Sam, like his fellow students, processes the world differently than most. His dad says that, before coming to Spin the Spectrum, Sam used to only communicate when prompted. These days, he texts his parents full messages using lyrics and timestamps from  songs that are appropriate to the conversations. 

"He's finding moments in the songs," Carter says. "He's telling us [that] he can start sharing things with us."

Receiving those messages was a major moment for the Carters -- and they're all thankful for the hour-long classes during which Sam gets to work the turntables alongside Jay*Clipp and Willis.

But how Sam experiences Spin the Spectrum isn't necessarily the way others might. Each class is different. Sometimes the students come to the sessions prepared with the songs they want to manipulate. Other times, they just go along with whatever beat Jay*Clipp serves up.

The one constant in the classes here -- as in Jay*Clipp's life, too -- is music.

"A beat is a predictable routine," Willis says. "Any time you create a predictable routine, you decrease the cognitive load being placed on your brain."

Soon, Willis hopes to find an academic group to study what's happening in Spin the Spectrum's sessions.

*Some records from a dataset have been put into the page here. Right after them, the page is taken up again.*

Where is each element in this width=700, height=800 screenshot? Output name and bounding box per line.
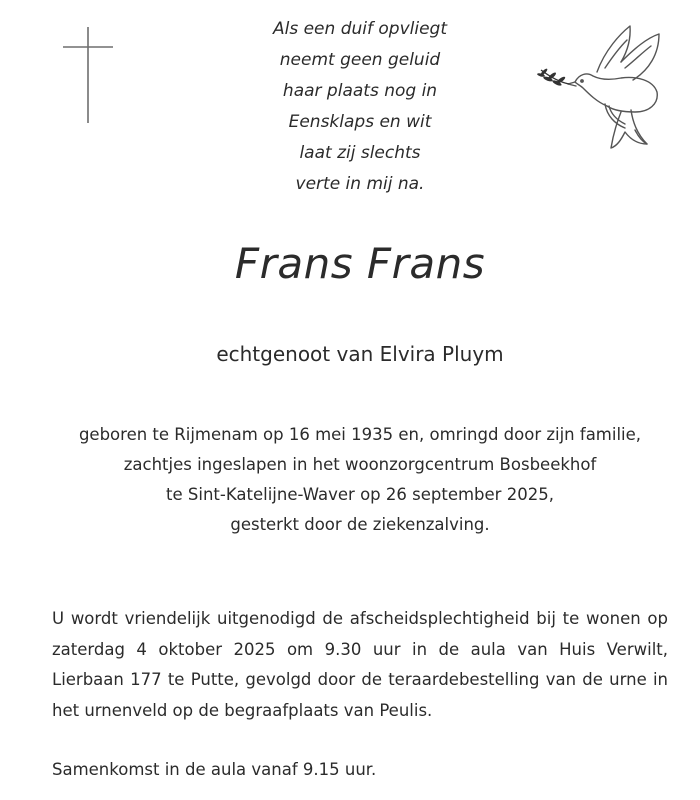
cross-icon xyxy=(55,25,125,135)
dove-icon xyxy=(535,20,670,155)
poem-line: verte in mij na. xyxy=(295,174,425,194)
deceased-name: Frans Frans xyxy=(234,239,486,288)
poem-line: laat zij slechts xyxy=(299,143,421,163)
poem-line: Eensklaps en wit xyxy=(288,112,432,132)
details-line: te Sint-Katelijne-Waver op 26 september 2025, xyxy=(166,485,554,504)
poem-line: haar plaats nog in xyxy=(282,81,438,101)
poem xyxy=(200,14,520,200)
gathering-note: Samenkomst in de aula vanaf 9.15 uur. xyxy=(52,760,377,779)
life-details xyxy=(40,420,680,540)
details-line: zachtjes ingeslapen in het woonzorgcentrum Bosbeekhof xyxy=(123,455,597,474)
spouse-line: echtgenoot van Elvira Pluym xyxy=(216,342,504,366)
poem-line: Als een duif opvliegt xyxy=(272,19,447,39)
invitation-paragraph: U wordt vriendelijk uitgenodigd de afscheidsplechtigheid bij te wonen op zaterdag 4 oktober 2025 om 9.30 uur in de aula van Huis Verwilt, Lierbaan 177 te Putte, gevolgd door de teraardebestelling van de urne in het urnenveld op de begraafplaats van Peulis. xyxy=(52,609,668,720)
details-line: geboren te Rijmenam op 16 mei 1935 en, omringd door zijn familie, xyxy=(78,425,642,444)
poem-line: neemt geen geluid xyxy=(279,50,441,70)
details-line: gesterkt door de ziekenzalving. xyxy=(230,515,490,534)
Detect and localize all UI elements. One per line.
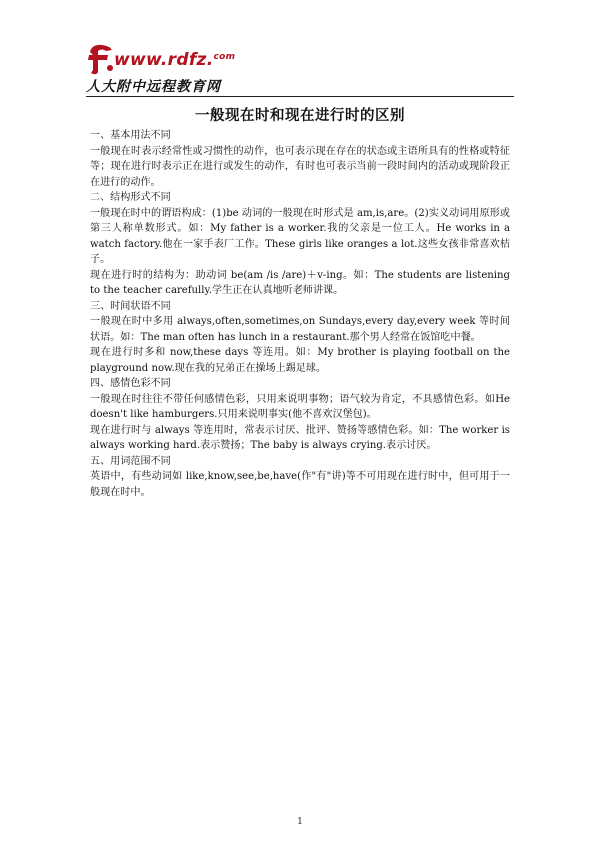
document-body — [90, 128, 510, 500]
section-heading: 二、结构形式不同 — [90, 192, 171, 203]
section-heading: 四、感情色彩不同 — [90, 378, 171, 389]
paragraph: 英语中，有些动词如 like,know,see,be,have(作"有"讲)等不可用现在进行时中，但可用于一般现在时中。 — [90, 471, 510, 498]
paragraph: 现在进行时与 always 等连用时，常表示讨厌、批评、赞扬等感情色彩。如：The worker is always working hard.表示赞扬；The baby is always crying.表示讨厌。 — [90, 424, 510, 451]
logo-url-text: www.rdfz.$^{com}$ — [114, 50, 236, 70]
rdfz-logo-icon — [86, 42, 116, 76]
site-header — [86, 40, 514, 96]
section-heading: 五、用词范围不同 — [90, 455, 171, 467]
paragraph: 一般现在时往往不带任何感情色彩，只用来说明事物；语气较为肯定，不具感情色彩。如He doesn't like hamburgers.只用来说明事实(他不喜欢汉堡包)。 — [90, 393, 510, 420]
paragraph: 现在进行时多和 now,these days 等连用。如：My brother is playing football on the playground now.现在我的兄弟正在操场上踢足球。 — [90, 347, 510, 374]
paragraph: 一般现在时中多用 always,often,sometimes,on Sundays,every day,every week 等时间状语。如：The man often has lunch in a restaurant.那个男人经常在饭馆吃中餐。 — [90, 316, 510, 343]
document-title: 一般现在时和现在进行时的区别 — [195, 108, 405, 124]
section-heading: 一、基本用法不同 — [90, 130, 171, 141]
header-divider — [86, 96, 514, 97]
paragraph: 一般现在时中的谓语构成：(1)be 动词的一般现在时形式是 am,is,are。(2)实义动词用原形或第三人称单数形式。如：My father is a worker.我的父亲是一位工人。He works in a watch factory.他在一家手表厂工作。These girls like oranges a lot.这些女孩非常喜欢桔子。 — [90, 207, 510, 265]
logo-site-name: 人大附中远程教育网 — [86, 79, 221, 95]
page-number: 1 — [297, 817, 303, 827]
paragraph: 一般现在时表示经常性或习惯性的动作，也可表示现在存在的状态或主语所具有的性格或特征等；现在进行时表示正在进行或发生的动作，有时也可表示当前一段时间内的活动或现阶段正在进行的动作。 — [90, 145, 510, 188]
paragraph: 现在进行时的结构为：助动词 be(am /is /are)＋v-ing。如：The students are listening to the teacher carefully.学生正在认真地听老师讲课。 — [90, 269, 510, 296]
section-heading: 三、时间状语不同 — [90, 300, 171, 312]
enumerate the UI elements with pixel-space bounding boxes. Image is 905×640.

Because she believes something special is happening in these intimate sessions.  

In the meantime, though, she and Jay*Clipp are plenty pleased with the developments they're seeing firsthand -- the remarkable growth that the teachers, parents and students involved can all see, as well as hear.

It's that part of what Spin the Spectrum does that's music to everyone's ears.

Says Willis: "You get the opportunity to be somebody's very first friend most of the time."